Custom Threat Feed Websites - Programmatic Import via Python

In this case, the threat feed data is available via python integration.

  1. Select RESOURCES>Malware IPs.
  2. Click on the "+" button on the left navigation tree to bring up the Create New Malware IP Group dialog.
  3. Enter Group and add Description.
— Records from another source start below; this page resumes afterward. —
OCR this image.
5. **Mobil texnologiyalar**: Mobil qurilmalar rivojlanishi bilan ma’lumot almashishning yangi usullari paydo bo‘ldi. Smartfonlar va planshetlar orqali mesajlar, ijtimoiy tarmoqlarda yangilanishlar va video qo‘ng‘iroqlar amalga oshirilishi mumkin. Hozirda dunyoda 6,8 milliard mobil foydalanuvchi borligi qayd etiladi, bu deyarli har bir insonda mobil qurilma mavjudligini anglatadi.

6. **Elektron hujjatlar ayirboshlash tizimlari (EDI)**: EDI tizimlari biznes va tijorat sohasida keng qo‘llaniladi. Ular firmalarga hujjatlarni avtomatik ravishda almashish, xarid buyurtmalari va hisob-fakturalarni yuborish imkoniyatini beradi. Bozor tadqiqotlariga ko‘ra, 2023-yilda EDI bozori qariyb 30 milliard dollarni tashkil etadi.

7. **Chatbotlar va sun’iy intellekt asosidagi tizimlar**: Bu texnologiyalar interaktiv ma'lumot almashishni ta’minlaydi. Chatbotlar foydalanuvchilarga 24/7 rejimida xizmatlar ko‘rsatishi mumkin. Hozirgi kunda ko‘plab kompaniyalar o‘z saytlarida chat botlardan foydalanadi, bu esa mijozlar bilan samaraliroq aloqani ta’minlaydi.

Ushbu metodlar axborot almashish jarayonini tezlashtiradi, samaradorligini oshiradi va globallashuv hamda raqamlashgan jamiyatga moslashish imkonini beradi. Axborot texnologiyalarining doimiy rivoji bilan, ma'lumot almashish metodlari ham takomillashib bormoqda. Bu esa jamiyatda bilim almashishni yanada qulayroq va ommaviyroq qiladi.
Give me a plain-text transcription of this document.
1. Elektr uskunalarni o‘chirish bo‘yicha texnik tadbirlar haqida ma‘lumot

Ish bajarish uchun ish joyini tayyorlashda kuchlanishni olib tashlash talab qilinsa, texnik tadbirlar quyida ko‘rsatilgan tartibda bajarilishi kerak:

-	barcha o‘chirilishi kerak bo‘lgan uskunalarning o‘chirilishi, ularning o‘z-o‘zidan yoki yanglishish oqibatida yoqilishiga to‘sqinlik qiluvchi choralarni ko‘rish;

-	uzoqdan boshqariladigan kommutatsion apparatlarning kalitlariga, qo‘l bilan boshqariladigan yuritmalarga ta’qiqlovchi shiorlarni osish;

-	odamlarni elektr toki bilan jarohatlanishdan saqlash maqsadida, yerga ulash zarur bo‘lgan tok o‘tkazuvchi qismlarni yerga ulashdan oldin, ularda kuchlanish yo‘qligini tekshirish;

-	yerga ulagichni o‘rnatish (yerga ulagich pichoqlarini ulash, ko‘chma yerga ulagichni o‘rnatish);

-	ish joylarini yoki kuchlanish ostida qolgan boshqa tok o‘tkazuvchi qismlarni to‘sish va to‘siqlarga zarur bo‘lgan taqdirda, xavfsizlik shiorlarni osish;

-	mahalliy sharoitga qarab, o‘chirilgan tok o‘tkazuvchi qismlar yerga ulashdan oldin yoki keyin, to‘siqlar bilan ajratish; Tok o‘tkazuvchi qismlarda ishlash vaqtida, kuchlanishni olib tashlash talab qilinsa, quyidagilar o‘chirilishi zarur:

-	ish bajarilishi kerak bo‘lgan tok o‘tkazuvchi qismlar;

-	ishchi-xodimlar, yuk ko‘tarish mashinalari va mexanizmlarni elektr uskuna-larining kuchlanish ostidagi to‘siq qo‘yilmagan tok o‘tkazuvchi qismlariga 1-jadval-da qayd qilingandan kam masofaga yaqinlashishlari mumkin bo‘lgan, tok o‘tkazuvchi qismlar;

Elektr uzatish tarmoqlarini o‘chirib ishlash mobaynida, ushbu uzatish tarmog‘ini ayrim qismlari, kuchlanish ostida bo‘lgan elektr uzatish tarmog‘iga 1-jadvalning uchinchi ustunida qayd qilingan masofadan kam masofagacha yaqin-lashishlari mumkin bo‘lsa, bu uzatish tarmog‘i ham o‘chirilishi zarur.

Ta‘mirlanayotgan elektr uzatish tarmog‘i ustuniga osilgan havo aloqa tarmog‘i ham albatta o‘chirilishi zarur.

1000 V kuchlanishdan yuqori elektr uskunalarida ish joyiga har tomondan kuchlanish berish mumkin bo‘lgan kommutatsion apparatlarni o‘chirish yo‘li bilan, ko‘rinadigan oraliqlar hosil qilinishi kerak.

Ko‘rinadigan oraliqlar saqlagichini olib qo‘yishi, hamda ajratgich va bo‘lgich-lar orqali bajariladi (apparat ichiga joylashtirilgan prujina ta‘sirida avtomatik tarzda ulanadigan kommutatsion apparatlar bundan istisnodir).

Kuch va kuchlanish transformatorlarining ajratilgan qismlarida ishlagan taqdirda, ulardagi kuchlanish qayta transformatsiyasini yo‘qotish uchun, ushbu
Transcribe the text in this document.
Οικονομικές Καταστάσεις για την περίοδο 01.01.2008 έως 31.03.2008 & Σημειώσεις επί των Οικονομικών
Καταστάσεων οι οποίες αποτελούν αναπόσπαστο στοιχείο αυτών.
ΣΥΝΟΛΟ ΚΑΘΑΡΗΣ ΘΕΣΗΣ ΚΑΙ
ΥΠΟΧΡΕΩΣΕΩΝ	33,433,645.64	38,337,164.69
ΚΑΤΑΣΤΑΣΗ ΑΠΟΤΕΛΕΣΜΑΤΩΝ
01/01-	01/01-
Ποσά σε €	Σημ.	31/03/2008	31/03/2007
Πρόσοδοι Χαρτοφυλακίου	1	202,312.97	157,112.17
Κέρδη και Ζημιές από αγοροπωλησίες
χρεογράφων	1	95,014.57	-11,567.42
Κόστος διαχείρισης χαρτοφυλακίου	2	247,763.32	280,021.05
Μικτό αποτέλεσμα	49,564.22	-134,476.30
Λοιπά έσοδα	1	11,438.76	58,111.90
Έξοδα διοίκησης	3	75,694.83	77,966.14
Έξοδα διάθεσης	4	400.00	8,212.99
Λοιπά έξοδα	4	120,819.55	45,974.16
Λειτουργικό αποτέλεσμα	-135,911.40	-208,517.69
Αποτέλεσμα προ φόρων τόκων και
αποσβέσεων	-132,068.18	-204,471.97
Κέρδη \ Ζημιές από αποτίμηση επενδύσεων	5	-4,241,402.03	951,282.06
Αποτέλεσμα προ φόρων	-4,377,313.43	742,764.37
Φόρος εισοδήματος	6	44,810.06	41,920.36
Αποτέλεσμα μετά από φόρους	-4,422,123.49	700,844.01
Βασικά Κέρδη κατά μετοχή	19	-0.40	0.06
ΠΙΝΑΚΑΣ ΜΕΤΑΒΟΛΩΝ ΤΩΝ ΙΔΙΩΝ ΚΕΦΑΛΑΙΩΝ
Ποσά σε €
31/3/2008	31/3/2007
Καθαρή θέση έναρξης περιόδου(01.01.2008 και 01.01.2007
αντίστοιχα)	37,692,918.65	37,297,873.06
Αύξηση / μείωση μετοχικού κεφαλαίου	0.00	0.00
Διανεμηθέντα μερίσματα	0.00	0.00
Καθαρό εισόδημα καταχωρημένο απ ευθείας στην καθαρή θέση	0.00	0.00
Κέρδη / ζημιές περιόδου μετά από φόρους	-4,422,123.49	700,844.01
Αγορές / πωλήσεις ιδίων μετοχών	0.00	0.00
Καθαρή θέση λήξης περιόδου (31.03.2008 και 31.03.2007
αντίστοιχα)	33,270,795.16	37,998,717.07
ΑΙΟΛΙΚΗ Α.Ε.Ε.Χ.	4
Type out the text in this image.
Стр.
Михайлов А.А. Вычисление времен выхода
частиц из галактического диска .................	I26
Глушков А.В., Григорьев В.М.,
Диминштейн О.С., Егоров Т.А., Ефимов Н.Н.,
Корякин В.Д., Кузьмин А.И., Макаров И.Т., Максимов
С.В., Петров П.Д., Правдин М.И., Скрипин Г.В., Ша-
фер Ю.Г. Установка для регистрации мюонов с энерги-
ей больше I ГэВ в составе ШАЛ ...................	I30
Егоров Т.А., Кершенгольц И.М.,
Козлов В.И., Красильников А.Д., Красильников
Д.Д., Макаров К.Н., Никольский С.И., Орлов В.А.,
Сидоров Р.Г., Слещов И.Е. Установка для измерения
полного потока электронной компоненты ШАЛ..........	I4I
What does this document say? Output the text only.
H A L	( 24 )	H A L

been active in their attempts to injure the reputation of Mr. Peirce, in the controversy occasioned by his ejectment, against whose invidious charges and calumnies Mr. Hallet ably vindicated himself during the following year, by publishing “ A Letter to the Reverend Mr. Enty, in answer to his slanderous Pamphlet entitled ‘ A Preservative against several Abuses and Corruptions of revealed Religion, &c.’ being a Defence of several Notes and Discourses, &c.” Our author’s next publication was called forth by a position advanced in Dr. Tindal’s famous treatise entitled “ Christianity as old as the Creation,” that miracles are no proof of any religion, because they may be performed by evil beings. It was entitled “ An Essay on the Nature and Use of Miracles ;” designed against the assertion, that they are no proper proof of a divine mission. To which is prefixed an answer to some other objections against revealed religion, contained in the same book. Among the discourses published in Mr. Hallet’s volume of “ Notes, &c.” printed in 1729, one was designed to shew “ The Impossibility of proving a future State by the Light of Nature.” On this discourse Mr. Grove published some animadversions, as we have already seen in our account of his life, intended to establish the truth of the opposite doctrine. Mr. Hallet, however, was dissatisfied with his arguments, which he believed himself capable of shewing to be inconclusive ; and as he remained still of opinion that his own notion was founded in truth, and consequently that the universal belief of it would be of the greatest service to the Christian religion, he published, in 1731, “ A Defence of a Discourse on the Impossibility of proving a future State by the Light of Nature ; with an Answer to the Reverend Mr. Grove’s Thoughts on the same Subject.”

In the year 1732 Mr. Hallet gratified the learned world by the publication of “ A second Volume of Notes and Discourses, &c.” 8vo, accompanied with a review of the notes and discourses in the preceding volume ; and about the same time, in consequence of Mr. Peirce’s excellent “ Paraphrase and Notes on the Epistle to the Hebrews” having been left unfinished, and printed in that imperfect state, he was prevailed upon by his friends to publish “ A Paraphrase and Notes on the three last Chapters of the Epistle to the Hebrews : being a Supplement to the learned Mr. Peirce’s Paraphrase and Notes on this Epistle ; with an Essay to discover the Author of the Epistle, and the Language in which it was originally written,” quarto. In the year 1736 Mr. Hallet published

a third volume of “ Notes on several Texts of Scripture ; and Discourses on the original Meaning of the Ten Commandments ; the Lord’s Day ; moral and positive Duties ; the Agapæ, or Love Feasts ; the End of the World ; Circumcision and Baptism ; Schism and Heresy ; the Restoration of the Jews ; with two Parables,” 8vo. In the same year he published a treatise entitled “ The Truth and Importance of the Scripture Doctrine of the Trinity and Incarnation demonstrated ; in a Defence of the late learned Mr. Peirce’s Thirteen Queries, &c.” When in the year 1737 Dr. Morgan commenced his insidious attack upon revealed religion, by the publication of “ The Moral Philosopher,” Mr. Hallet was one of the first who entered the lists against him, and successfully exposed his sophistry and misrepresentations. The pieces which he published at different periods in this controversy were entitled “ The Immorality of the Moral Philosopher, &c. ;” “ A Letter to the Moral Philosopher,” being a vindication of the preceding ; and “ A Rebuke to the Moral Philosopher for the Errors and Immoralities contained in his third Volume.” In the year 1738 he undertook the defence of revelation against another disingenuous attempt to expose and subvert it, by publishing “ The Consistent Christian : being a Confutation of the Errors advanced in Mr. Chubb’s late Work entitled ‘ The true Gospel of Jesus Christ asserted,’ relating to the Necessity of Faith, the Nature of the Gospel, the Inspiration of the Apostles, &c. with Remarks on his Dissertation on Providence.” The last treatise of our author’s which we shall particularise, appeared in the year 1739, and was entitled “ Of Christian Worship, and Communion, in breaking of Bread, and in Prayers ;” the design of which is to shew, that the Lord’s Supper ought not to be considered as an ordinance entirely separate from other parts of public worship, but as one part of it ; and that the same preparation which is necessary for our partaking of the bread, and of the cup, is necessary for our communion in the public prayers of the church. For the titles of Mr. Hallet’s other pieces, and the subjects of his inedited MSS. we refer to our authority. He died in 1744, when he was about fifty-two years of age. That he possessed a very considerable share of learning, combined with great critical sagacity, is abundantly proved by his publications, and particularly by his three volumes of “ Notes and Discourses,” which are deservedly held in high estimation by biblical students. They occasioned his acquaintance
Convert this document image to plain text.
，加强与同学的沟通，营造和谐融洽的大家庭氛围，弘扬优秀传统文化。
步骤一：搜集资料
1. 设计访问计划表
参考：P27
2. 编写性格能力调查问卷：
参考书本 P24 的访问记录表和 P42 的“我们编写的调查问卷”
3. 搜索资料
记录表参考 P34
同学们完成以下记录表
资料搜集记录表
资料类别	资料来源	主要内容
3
Click Save to create the folder under Malware IPs.
  4. Select the folder just created.
  5. Select More > Update > Update via API.
  6. Click the edit icon next to URL and provide the following information:
    1. In the URL field, enter the URL of the website.

      Note: Include the "http://" or "https://" prefix.
    2. (optional) In the User Name field, enter the username used by the API.
    3. (optional) In the Password field, enter the password related to the username.
    4. For Plugin Type, select Python.
    5. Check the SSL Verify checkbox to include a check to the authenticity and validity of an SSL certificate.
    6. From the Plugin Name drop-down list, select the python script to use. Python scripts located under

      /opt/phoenix/data-definition/threatfeedIntegrations/

      will be available.

      Note: For more information on creating/using a Python script, see Appendix: Python Threat Feed Framework.

    7. For Data Update, select Full (Completely replace all data) or Incremental (add on to existing data).
  7. Click Save.
  8. Select an import schedule by clicking + on the Schedule. Select when to start the import and how often to import to get new data from the website.

    The imported data will show on the right pane after some time.